I’m going to tell you a short personal story, one that my parents told me because I was too young to remember it – even though I was one of the central characters. Both my parents are gone now, and I wanted to preserve this story, not because it says anything about me, but because it says something about how we learn to hate and fear those who are different ... or not, if we've got good role models.
When I was 3 years old, my father got a one-year job as a visiting professor of American politics in Sydney, Australia. On our way there, we stopped at a South Pacific island and were greeted by a bellhop at the hotel. He was a tall, bearded man with dark skin and a friendly smile. He was probably in his twenties or thirties.
I know this because I’ve seen a picture of him. In the photo, which is probably stored away in the attic somewhere, I'm standing next to the man, holding his hand. Dad enjoyed taking photos (a favored pastime he handed down to me), and he liked to show this one as part of his living room slide shows long before the era of PowerPoint and YouTube.
Anyway, the story, as my dad told it, went something like this:
We were checking into this hotel, and the aforementioned gentlemen asked to help us with our bags. I stared up at him and pointed, then turned to my parents and said, “He’s different.”
Mom and Dad were aghast. They thought sure I’d noticed the man’s dark skin and had made the kind of rude remark that children who “don’t know any better” tend to make.

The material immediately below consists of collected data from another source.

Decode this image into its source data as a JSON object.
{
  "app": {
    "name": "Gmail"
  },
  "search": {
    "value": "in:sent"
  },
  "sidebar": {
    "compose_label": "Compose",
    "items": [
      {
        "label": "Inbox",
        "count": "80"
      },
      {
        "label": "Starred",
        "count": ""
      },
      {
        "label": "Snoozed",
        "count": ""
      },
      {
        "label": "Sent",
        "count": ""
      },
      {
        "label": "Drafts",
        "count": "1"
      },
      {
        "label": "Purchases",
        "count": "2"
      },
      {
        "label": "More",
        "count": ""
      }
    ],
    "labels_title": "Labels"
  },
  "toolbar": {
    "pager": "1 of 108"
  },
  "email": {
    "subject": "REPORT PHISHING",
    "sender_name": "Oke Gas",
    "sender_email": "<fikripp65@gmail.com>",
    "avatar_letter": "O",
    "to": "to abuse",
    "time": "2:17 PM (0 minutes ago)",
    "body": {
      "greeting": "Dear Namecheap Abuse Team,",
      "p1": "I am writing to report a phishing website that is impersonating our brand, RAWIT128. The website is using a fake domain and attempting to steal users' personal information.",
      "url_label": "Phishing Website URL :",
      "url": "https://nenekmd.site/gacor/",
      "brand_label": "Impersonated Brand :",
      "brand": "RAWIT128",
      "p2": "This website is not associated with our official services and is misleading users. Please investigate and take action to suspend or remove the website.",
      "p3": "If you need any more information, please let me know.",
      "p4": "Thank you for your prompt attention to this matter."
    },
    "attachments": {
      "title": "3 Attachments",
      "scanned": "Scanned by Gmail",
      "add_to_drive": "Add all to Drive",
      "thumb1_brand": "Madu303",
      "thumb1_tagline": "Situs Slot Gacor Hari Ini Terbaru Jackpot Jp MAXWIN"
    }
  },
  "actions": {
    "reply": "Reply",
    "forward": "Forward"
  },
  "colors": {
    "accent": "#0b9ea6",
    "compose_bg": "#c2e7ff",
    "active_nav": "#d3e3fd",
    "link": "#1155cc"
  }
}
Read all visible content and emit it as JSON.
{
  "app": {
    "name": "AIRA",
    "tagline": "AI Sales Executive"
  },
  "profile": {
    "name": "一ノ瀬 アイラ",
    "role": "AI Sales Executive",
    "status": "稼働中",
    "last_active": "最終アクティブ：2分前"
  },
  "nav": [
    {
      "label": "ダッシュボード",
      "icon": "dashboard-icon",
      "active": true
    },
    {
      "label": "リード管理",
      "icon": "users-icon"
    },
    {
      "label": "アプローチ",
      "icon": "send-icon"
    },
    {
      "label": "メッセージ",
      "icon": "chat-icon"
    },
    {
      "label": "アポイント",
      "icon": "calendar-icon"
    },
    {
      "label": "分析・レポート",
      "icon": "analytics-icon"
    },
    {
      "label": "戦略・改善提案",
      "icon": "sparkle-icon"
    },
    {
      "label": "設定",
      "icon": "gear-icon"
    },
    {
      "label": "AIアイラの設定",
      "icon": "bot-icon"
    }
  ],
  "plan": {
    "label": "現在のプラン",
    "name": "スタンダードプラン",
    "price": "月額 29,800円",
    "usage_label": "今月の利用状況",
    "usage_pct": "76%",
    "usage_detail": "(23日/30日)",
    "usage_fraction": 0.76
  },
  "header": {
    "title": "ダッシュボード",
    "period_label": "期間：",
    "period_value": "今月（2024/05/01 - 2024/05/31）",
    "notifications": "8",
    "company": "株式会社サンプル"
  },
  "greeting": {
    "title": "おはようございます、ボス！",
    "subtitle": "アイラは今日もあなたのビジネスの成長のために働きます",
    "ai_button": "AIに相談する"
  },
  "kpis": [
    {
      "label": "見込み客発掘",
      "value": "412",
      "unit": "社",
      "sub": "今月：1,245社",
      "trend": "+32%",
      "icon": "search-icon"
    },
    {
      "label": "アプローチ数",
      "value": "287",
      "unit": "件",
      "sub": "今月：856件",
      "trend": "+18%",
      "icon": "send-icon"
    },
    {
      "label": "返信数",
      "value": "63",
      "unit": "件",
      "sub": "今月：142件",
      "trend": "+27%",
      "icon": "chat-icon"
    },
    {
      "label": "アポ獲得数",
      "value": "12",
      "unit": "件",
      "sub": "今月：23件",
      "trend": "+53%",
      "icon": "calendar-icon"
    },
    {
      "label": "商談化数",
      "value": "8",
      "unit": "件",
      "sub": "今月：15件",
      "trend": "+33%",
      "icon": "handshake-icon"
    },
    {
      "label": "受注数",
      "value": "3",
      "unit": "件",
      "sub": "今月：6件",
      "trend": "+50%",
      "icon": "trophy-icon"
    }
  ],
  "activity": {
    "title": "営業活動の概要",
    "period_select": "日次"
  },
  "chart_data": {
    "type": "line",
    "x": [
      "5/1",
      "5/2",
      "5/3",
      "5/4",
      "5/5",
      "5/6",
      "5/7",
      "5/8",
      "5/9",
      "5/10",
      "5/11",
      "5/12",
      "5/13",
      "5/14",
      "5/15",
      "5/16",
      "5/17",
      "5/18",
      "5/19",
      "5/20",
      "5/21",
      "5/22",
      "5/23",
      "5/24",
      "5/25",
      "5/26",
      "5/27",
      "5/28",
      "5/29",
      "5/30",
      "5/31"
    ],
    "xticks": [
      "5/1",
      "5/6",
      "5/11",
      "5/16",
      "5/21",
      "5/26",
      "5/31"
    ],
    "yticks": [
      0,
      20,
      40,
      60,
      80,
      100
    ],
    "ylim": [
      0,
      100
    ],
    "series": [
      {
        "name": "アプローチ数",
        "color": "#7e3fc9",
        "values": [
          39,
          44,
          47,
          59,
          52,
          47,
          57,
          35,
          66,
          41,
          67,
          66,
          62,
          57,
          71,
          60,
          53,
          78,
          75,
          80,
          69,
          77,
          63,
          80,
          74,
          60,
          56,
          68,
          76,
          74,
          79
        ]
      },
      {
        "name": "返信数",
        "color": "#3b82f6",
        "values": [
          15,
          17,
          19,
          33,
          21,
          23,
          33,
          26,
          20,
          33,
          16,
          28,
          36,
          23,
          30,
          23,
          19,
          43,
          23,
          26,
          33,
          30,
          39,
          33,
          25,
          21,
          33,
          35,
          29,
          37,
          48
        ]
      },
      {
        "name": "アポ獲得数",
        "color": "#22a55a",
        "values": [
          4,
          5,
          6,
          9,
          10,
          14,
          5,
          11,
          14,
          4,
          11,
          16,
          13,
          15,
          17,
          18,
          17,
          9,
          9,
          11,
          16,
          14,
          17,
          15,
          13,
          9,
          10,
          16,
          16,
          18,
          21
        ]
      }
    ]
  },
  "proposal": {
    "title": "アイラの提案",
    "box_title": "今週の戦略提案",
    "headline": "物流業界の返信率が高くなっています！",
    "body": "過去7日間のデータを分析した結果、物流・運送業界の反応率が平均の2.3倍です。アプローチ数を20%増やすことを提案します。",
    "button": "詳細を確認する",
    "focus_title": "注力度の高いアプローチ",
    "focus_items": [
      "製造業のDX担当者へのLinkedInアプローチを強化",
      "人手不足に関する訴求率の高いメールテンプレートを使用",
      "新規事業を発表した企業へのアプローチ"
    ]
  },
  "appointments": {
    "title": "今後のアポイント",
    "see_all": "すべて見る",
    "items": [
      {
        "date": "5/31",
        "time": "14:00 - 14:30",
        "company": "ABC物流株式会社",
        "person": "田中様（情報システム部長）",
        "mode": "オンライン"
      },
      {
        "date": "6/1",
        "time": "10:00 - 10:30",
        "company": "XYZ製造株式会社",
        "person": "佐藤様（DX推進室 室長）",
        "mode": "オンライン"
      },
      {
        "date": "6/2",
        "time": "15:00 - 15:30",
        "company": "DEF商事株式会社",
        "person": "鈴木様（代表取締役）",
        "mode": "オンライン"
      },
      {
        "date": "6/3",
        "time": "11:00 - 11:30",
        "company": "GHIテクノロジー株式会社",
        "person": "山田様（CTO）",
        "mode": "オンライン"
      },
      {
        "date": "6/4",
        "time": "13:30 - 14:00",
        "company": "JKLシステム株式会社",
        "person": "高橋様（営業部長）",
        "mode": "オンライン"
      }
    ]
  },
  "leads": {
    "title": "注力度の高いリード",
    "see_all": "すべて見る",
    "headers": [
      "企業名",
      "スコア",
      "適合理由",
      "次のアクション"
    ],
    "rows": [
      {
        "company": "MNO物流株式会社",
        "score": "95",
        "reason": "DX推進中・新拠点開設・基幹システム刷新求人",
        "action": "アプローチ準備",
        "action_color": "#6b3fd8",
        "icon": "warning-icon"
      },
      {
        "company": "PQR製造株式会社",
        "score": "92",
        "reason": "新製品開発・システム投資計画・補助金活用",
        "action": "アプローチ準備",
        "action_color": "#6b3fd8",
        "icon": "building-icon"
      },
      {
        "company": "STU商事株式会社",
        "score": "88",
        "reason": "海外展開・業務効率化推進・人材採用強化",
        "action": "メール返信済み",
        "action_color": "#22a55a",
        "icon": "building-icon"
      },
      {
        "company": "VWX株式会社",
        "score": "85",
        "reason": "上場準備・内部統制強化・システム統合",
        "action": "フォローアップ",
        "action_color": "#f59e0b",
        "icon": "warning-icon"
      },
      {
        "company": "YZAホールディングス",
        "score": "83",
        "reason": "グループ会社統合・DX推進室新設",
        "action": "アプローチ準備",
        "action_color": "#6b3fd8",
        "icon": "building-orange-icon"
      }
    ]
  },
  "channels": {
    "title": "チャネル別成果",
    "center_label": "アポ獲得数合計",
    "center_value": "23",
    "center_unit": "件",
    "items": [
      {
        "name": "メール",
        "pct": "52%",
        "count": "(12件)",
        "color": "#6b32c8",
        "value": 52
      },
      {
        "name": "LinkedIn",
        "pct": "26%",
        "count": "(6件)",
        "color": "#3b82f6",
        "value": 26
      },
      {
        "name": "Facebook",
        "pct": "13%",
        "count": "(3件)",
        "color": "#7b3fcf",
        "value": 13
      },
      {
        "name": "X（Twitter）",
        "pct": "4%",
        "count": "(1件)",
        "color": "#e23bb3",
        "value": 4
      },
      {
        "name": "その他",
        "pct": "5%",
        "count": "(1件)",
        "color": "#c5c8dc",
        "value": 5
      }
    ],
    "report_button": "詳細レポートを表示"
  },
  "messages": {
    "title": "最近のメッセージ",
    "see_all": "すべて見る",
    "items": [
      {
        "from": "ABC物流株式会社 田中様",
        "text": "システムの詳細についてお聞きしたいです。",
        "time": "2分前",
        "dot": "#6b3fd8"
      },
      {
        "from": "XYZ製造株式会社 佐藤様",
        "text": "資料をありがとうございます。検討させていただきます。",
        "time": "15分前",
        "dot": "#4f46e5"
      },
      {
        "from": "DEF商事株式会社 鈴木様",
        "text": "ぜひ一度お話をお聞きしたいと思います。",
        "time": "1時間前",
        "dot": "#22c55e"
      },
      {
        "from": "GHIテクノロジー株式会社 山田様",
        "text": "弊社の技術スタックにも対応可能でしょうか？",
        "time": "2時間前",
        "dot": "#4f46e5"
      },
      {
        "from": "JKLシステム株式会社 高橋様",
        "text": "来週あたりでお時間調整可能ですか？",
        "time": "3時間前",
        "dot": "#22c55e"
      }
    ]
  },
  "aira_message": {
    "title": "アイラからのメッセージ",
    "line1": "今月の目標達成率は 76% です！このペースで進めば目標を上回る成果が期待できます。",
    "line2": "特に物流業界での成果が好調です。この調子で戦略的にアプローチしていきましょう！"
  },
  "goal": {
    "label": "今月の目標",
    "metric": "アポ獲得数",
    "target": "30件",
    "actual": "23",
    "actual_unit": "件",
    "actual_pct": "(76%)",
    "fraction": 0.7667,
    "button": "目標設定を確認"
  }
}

But the next words out of my mouth immediately put everyone at ease: “He’s got hair on his face.”
What if I had remarked about the color of his skin? Is there really anything wrong with acknowledging our differences? I don’t think so … as long as we also acknowledge our common humanity.
Children who “don’t know any better” are too often taught to “know worse” by adults who use differences as an excuse to demean people who aren’t like them.
I’m thankful my parents weren’t like that.
A funny postscript to this story: My dad, the following year, grew a beard of his own. I later followed suit, not to be like dad, but the opposite – to be different. At 17, most other guys in my high school didn’t have one, and I liked the idea of having my own identity.
Identity is important. So is respect. I may not have known that yet when I was 3 years old, but my parents taught me that over the years.
We can celebrate our differences and our commonality at the same time. It isn't hard. A child can do it.
Author's note: Dad’s birthday is coming up this month, and it will be the first year I won’t be able to celebrate it with him. You’re still making a difference, Dad, even if you’re no longer here to see it.